Ehren stared at the behemoths and shivered. “Look behind them.”
Gaius fell silent for a moment as he studied what Ehren had noticed.
Behind the first wave of Vord came an enormous line of Alerans.
They weren’t alive, of course. Thanks to the windcrafting, Ehren could see that much. Their skin was mottled with postmortem bruising, and in some cases their bodies bore disfigurements or injuries that would have rendered any human immobile. The taken holders-and the vast majority of them were obviously holders, dressed in common clothing-walked without any expression whatever on their faces, their eyes focused on nothing.
“Where are the vordknights?” Ehren murmured.
“Staying out of sight, massing for an attack, most likely,” Gaius said. “They can’t have much fight left in them.”
“They’ve been harassing us all the way here,” Ehren said.
“Exactly,” Gaius said. “It takes an enormous amount of power for them to keep themselves aloft. They must eat like gargants to be able to sustain the muscle they’d need for that sort of activity-and even with the patches of croach that they planted in secret, ahead of their advance, we’ve yet to discover one more than an acre in size.” The First Lord shook his head. “Badly supplied infantry can fight on to some degree. But I think the vordknights are more like cavalry. Short cavalry of supplies, and they become ineffective far more rapidly. She’ll save them for a critical stroke.”
“The queen, you mean?” asked Ehren.
Gaius nodded. “She is the key to the entire battle.” He fell silent again as they watched the Vord swarm over the plains toward the capital.
“So many of them,” Ehren breathed.
For an instant, the First Lord’s eyes glittered with a wild, fey light. “Aren’t there, though.” He nodded and turned to one of the Legion trumpeters at hand. “Signal the first attack.”
The courier nodded and raised his trumpet. Its call sounded clear over the quiet city, and in its wake the Legions roared.

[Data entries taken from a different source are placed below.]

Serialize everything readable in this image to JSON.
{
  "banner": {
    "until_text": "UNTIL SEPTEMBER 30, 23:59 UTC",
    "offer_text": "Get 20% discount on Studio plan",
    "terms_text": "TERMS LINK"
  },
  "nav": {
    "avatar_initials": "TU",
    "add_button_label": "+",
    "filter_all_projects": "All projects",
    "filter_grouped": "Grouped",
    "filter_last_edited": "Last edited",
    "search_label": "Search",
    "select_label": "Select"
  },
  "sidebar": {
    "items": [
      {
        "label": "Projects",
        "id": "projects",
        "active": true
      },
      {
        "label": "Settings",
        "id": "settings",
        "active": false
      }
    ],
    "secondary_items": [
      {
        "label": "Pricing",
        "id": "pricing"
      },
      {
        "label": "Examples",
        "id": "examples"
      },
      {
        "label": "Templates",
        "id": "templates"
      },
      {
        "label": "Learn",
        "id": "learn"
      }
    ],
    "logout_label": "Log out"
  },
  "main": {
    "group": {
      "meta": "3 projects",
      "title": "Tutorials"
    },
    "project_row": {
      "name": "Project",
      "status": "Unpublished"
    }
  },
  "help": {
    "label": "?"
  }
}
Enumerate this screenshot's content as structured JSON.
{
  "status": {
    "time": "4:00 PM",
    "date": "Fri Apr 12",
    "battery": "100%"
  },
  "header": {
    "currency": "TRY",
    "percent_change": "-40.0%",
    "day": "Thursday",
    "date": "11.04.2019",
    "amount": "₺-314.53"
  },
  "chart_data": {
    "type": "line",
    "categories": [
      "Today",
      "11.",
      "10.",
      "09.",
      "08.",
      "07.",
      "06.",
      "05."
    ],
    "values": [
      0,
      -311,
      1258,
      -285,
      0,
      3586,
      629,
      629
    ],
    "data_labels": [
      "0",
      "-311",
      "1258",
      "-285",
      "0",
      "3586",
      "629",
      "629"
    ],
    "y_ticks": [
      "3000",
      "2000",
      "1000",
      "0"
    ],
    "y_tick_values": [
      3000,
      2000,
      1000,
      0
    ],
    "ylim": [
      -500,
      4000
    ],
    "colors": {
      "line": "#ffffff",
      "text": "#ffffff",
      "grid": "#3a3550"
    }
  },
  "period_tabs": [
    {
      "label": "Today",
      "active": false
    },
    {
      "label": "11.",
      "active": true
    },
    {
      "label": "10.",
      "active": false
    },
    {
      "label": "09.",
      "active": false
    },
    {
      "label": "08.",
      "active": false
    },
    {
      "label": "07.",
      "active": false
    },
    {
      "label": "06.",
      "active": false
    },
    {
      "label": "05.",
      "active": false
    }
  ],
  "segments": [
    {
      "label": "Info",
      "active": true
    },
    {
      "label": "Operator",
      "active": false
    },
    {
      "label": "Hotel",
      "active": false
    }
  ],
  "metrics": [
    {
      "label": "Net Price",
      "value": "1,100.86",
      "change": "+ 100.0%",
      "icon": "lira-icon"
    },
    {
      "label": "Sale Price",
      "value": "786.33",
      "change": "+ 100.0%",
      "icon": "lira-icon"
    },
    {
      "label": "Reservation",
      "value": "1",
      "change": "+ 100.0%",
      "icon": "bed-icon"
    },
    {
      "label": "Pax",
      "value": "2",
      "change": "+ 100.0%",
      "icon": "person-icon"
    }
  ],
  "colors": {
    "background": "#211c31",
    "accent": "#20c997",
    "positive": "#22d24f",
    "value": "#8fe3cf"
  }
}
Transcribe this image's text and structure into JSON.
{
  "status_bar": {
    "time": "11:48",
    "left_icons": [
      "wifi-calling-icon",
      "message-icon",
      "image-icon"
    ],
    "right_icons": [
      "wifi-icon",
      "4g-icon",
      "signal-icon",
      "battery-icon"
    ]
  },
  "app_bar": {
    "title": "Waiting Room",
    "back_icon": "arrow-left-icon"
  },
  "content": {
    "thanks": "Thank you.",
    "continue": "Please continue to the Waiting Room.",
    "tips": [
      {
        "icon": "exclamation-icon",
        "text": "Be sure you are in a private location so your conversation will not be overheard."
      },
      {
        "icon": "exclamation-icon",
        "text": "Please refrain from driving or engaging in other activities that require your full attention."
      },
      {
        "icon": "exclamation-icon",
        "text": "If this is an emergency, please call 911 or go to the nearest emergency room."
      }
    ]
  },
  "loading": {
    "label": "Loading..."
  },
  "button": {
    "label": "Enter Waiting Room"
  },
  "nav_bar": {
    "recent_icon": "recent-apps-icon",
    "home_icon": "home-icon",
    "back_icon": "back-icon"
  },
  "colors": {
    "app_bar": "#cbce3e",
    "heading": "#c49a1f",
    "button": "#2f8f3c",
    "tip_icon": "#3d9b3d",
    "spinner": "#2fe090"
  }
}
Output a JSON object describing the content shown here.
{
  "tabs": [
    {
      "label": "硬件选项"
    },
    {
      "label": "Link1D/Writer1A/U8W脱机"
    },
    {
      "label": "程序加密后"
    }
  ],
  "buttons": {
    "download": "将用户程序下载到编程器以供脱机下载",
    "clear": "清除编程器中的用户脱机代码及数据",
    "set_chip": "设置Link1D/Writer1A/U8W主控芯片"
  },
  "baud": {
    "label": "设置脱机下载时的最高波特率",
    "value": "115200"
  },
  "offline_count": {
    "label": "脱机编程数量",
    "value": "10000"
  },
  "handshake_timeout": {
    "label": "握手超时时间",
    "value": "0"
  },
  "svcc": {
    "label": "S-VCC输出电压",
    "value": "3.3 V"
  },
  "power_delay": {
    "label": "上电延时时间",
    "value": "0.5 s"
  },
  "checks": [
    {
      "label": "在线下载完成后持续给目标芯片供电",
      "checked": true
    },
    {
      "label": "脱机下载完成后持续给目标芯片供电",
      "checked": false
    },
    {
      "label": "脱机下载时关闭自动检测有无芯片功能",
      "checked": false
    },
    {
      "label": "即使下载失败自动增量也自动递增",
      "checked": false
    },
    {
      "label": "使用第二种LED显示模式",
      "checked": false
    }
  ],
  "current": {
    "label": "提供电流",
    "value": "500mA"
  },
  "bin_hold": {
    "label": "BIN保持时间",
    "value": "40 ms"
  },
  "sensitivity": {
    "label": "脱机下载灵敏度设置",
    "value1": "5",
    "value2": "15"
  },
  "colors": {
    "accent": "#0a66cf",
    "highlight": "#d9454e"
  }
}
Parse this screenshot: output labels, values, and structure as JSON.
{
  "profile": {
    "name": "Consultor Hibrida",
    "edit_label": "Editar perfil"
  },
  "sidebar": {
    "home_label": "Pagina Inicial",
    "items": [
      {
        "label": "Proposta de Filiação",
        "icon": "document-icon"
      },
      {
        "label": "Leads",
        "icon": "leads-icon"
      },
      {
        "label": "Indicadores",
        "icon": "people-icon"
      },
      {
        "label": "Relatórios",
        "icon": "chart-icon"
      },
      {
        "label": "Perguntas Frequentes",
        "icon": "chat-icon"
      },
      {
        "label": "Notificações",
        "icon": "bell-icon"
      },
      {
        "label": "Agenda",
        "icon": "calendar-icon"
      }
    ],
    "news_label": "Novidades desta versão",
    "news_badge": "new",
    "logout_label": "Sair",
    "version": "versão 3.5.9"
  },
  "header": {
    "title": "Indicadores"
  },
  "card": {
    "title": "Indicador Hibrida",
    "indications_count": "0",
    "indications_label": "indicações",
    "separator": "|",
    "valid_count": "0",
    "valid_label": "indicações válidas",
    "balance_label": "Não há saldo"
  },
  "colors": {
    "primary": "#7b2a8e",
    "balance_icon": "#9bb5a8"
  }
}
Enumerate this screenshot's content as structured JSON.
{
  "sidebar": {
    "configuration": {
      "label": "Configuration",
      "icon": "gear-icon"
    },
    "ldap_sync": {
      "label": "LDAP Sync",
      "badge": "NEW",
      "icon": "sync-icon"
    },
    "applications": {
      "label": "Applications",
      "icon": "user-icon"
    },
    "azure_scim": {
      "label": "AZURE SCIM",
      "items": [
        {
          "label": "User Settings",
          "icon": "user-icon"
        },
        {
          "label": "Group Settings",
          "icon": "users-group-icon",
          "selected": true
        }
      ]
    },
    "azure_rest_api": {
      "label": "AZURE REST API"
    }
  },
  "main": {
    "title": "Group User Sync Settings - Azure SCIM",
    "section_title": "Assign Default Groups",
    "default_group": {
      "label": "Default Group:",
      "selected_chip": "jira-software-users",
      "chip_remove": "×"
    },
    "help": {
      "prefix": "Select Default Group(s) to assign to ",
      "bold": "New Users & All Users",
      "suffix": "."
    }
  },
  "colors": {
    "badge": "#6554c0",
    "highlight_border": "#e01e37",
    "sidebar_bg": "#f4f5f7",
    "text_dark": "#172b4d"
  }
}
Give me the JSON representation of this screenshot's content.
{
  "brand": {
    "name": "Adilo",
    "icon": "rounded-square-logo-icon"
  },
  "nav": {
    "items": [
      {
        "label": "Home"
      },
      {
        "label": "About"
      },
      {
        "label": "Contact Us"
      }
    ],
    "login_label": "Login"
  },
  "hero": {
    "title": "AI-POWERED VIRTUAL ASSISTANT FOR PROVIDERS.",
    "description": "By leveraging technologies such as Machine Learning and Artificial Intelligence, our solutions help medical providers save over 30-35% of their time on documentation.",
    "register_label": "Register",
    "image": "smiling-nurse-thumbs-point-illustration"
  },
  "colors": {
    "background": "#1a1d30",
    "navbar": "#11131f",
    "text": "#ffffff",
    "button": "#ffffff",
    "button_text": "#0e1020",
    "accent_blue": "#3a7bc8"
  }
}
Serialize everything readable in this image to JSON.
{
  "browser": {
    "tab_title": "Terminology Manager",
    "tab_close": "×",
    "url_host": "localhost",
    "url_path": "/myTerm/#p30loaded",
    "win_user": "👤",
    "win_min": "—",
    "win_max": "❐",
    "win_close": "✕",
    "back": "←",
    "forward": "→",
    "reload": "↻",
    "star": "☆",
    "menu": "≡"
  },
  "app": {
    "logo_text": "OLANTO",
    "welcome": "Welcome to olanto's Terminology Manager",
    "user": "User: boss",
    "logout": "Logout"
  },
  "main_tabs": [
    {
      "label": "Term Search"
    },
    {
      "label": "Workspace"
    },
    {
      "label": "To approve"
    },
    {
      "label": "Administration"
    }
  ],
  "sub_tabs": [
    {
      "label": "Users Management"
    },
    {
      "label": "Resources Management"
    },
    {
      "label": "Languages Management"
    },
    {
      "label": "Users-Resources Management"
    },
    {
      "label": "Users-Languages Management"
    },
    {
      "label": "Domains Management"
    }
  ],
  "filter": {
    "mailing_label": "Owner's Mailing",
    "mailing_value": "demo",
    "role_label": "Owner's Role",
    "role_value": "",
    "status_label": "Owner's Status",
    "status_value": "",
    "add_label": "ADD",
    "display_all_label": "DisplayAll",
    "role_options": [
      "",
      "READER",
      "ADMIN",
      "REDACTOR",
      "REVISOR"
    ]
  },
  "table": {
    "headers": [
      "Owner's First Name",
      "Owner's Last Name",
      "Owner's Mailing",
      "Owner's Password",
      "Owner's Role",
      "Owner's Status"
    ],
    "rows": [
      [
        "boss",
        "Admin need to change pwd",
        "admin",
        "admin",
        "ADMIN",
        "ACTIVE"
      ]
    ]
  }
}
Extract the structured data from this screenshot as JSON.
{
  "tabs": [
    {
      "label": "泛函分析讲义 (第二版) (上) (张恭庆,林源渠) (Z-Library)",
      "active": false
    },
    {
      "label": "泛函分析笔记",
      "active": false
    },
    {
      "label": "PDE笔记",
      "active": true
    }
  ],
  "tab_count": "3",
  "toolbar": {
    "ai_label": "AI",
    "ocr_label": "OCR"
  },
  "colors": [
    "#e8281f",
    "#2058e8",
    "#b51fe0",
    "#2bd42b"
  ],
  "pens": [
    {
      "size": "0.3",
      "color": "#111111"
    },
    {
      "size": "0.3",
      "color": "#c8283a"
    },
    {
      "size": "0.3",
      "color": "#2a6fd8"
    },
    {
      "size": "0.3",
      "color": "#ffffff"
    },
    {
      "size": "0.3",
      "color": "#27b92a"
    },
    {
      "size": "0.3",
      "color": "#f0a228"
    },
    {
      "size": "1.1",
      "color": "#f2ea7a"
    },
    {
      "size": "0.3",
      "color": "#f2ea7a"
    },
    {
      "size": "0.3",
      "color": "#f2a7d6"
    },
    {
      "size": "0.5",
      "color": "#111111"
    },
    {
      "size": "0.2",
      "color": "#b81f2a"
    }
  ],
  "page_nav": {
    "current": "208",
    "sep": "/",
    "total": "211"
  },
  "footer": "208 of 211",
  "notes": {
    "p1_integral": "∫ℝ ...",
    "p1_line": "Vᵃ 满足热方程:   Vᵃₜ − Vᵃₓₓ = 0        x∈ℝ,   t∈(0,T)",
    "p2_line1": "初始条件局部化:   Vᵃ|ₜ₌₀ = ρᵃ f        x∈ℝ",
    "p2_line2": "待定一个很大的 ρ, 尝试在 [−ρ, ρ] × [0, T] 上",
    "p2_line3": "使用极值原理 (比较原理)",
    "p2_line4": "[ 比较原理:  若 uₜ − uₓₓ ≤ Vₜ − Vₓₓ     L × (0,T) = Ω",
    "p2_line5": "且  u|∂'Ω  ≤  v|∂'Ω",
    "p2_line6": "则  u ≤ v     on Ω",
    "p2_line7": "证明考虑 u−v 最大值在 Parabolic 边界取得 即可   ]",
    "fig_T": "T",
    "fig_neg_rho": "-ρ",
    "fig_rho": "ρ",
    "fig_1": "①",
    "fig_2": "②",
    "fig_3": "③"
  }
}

Thousands of Citizens stood among their ranks, called forth to fight for their land, to demonstrate the obligation that went with the privileges of their title. Among the Citizenry, earthcrafting was by far the most common talent, and now those Citizens unleashed their furies upon the Vord.
Just ahead of the Vord ranks, the ground erupted, swelling into hillocks and blisters of stone that burst to disgorge furies of the earth. Gargants, wolves, serpents, great dogs, and nameless things-both beautiful and hideous-came bounding and slithering and charging out of the very soil of the land, to fall upon the first wave of the alien horde.
The battle that ensued had a ghastly sort of beauty to it. The Aleran furies, like statuary come to frenzied life, slammed into the Vord. Furies of the earth, though not swift, were viciously strong and difficult to actually harm-and the Vord were packed in close to one another as they came for Alera Imperia. Ehren watched as a bear made of black-and-grey marble slammed its paws down with methodical precision, crushing a Vord at every blow. A gargant of flint and clay thundered into the Vord ranks without being noticeably slowed, leaving destruction in its wake. A great sandstone serpent wound swiftly around one Vord after another, crushing the howling creatures in its coils and slithering on. The earth furies broke Vord quadrupeds like toys, and shrugged off blow after blow in response.